Ketiga. Mengutip publikasi BI, total utang sektor publik Indonesia sampai akhir kuartal III-2024, telah mencapai Rp16.601,02 triliun. Itu setara dengan 79,5% terhadap PDB. Utang sektor publik terdiri atas utang Pemerintah (pusat dan daerah) senilai Rp8.607,64 triliun, lalu utang BUMN nonkeuangan Rp1.021,02 triliun. Juga, utang BUMN sektor keuangan sebesar Rp6.972,35 triliun. Sebagai perbandingan, 10 tahun lalu, rasio utang publik terhadap PDB Indonesia baru di angka 57,02%. 


Yang memberatkan sekali adalah sebesar 26,2% adalah utang dalam denominasi valuta asing. Sementara utang publik di mana krediturnya adalah nonresiden (asing), porsinya mencapai 25,53%. Artinya lebih separuh utang ke asing. 15% dari total utang luar negeri adalah berjangka pendek. Apa jadinya kalau terjadi capital outflow ? Bisa tumbang rupiah. Nah untuk menjaga tidak terjadi capital outflow dan kurs tetap stabil,  walau tingkat inflasi rendah namun BI terus pertahankan suku bunga tinggi  dan tentu prospek bisnis sekarang dan akan datang suram.

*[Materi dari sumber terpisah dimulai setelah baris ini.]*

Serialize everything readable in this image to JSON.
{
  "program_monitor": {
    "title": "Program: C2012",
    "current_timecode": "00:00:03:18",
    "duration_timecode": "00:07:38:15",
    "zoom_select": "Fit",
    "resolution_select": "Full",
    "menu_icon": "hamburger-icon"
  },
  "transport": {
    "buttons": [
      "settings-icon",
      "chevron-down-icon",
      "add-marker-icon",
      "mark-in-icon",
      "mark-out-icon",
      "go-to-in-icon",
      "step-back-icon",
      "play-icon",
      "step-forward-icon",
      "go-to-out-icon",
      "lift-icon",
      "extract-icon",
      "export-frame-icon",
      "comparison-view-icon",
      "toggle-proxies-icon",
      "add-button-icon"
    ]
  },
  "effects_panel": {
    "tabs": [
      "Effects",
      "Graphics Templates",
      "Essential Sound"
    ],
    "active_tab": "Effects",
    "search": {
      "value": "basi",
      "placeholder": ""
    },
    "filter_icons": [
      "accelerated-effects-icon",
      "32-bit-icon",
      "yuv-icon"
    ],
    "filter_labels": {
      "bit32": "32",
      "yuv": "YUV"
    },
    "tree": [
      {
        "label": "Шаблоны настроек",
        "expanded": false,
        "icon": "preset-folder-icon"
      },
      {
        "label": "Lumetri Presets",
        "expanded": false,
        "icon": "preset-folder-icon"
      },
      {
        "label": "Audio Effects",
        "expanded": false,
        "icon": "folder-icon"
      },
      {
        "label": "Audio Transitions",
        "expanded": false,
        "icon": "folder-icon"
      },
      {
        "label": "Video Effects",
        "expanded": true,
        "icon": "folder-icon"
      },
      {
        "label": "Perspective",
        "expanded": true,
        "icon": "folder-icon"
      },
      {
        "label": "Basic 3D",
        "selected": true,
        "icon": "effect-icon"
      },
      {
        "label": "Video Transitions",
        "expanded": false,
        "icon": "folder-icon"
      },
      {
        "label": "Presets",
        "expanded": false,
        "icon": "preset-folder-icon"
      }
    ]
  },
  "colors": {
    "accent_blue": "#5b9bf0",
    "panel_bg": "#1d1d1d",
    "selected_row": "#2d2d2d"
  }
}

Dengan tiga masalah itu, agar bank bisa melaksanakan tugas intermediasinya. BI telah membuat Kebijakan Insentif Likuiditas Makroprudensial (KLM). BI injek uang ke perbankan lewat REPO line dan pelonggaran GWM, LTV dan lain lain. Namun tidak jelas hasilnya. Mungkin ketidakjelasan wewenang BI dalam hal ini. Karena untuk memastikan bahwa resiko sistemik dikelola dengan baik, tidak ada system  kelembagaan yang bertugas melakukan pengawasan dan pengaturan terhadap KLM ini. Apalagi sumber uang BI dari sekuritasi SBN yang dibeli dari pemerintah. Sangat beresiko terjadi moral hazard.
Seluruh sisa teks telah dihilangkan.